NOAA Fisheries Service OK’s Only Partial Season Closure of Scallop Dreding to Protect Sea Turtles
Oceana Supports First-Time Decision to Use Time and Area Closures butCalls for Stronger Action To Protect Turtles from Collisions with Dredges
Press Release Date: June 8, 2006
Location: Washington
Contact:
Dustin Cranor, APR | email: dcranor@oceana.org | tel: 954.348.1314
The National Marine Fisheries Service today announced new rules for the Atlantic scallop fishery, which for the first time will use time and area closures of scallop fishing grounds to protect threatened and endangered sea turtles from being injured and killed in underwater collisions with fast-moving two-ton dredges of the commercial scallop fishery.

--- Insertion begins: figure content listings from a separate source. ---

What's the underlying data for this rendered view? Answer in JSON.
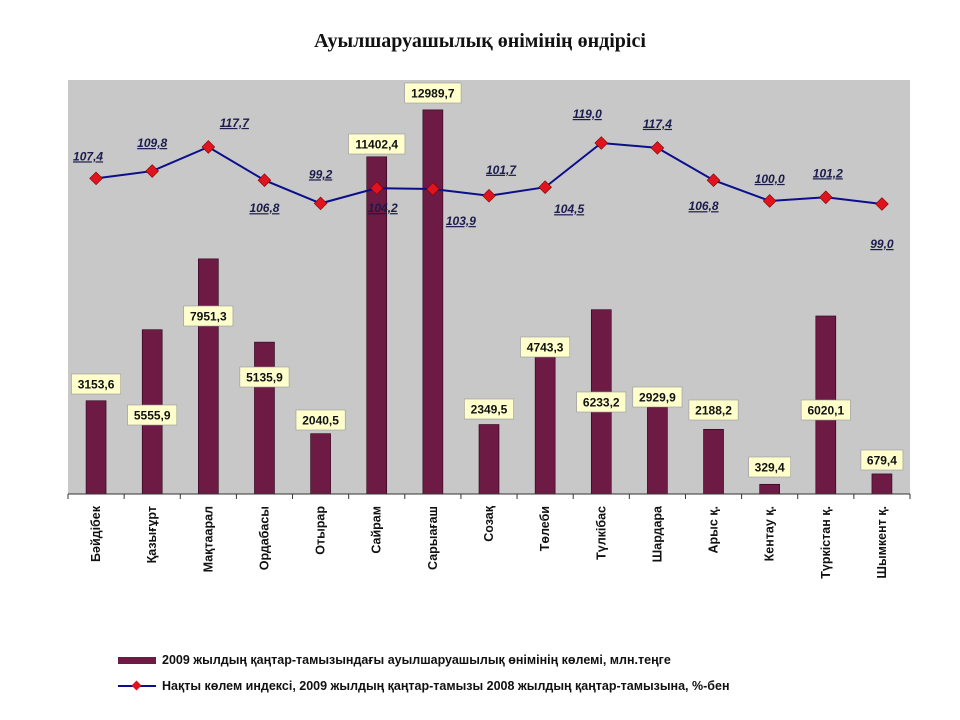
{
  "title": "Ауылшаруашылық өнімінің өндірісі",
  "chart_data": {
    "type": "bar+line",
    "categories": [
      "Бәйдібек",
      "Қазығұрт",
      "Мақтаарал",
      "Ордабасы",
      "Отырар",
      "Сайрам",
      "Сарыағаш",
      "Созақ",
      "Төлеби",
      "Түлкібас",
      "Шардара",
      "Арыс қ.",
      "Кентау қ.",
      "Түркістан қ.",
      "Шымкент қ."
    ],
    "series": [
      {
        "name": "2009 жылдың қаңтар-тамызындағы ауылшаруашылық өнімінің көлемі, млн.теңге",
        "type": "bar",
        "values": [
          3153.6,
          5555.9,
          7951.3,
          5135.9,
          2040.5,
          11402.4,
          12989.7,
          2349.5,
          4743.3,
          6233.2,
          2929.9,
          2188.2,
          329.4,
          6020.1,
          679.4
        ],
        "labels": [
          "3153,6",
          "5555,9",
          "7951,3",
          "5135,9",
          "2040,5",
          "11402,4",
          "12989,7",
          "2349,5",
          "4743,3",
          "6233,2",
          "2929,9",
          "2188,2",
          "329,4",
          "6020,1",
          "679,4"
        ]
      },
      {
        "name": "Нақты көлем индексі, 2009 жылдың қаңтар-тамызы 2008 жылдың қаңтар-тамызына, %-бен",
        "type": "line",
        "values": [
          107.4,
          109.8,
          117.7,
          106.8,
          99.2,
          104.2,
          103.9,
          101.7,
          104.5,
          119.0,
          117.4,
          106.8,
          100.0,
          101.2,
          99.0
        ],
        "labels": [
          "107,4",
          "109,8",
          "117,7",
          "106,8",
          "99,2",
          "104,2",
          "103,9",
          "101,7",
          "104,5",
          "119,0",
          "117,4",
          "106,8",
          "100,0",
          "101,2",
          "99,0"
        ]
      }
    ],
    "colors": {
      "bar": "#6d1b45",
      "line": "#0b0f8a",
      "marker": "#e0141e",
      "plot_bg": "#c8c8c8",
      "label_box": "#ffffcc"
    },
    "grid": false,
    "legend_position": "bottom"
  }
}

NOAA Fisheries Service announced that the fishing area commonly referred to as the Elephant Trunk Access Area off the Delmarva coast will be closed to scallop dredgers from September 1-October 31, 2006 through 2012. In 2002 the federal government’s at-sea observers began reporting high numbers of sea turtles being injured or killed in scallop dredges in the Mid-Atlantic. Since then, Oceana has advocated to close scallop dredging areas for at least the full three months that turtles migrate most heavily through the area.
“As we noted at the time this New England Fishery Management Council proposal was submitted to NOAA, this is a first, though inadequate, step to reduce scallop dredge collisions with threatened and endangered sea turtles,” said David Allison, director of Oceana’s Campaign to Stop Destructive Trawling. “Much more needs to be done.”
“While this decision does, finally, provide some protection for sea turtles with little cost to the commercial fishery, the government seems more interested in appearing to be taking meaningful action than in actually providing permanent real protection for threatened and endangered sea-turtles,” said Allison. “The failure of the council to propose, or of NOAA to insist on, permanent time and area closures is particularly disturbing, since scallopers will be able to access the Elephant Trunk area to dredge up the scallops during the remainder of the year.”
Government scientists reported that the offshore commercial Atlantic sea scallop fishery killed more than 700 threatened loggerhead sea turtles from 2002 to 2004. Scallop dredges often span 15 feet and are made of steel chain links and bars that weigh more than two tons. They move through the water at speeds of four to five knots per hour when they encounter the sea turtles. Scallop dredges most often run into the turtles off the Mid-Atlantic coast during summer months, when sea turtles migrate to northern waters off New York, New Jersey, Delaware and Maryland to feed.
Until today’s ruling, the federal government, the New England Fishery Management Council and the industry had not taken action to protect sea turtles, even though federal reports showed that the fishery maimed and killed hundreds of sea turtles in the past several years.
“There are remaining problems with scallop dredges that need to be addressed, but at least today’s action reflects the government’s knowledge that we should and we can protect sea turtles and still realize all of the economic benefits of fishing for scallops,” said Allison. “The councils should act on that knowledge and enact permanent time and area closures of the scallop fishery for the entire duration of the sea-turtle migrations.”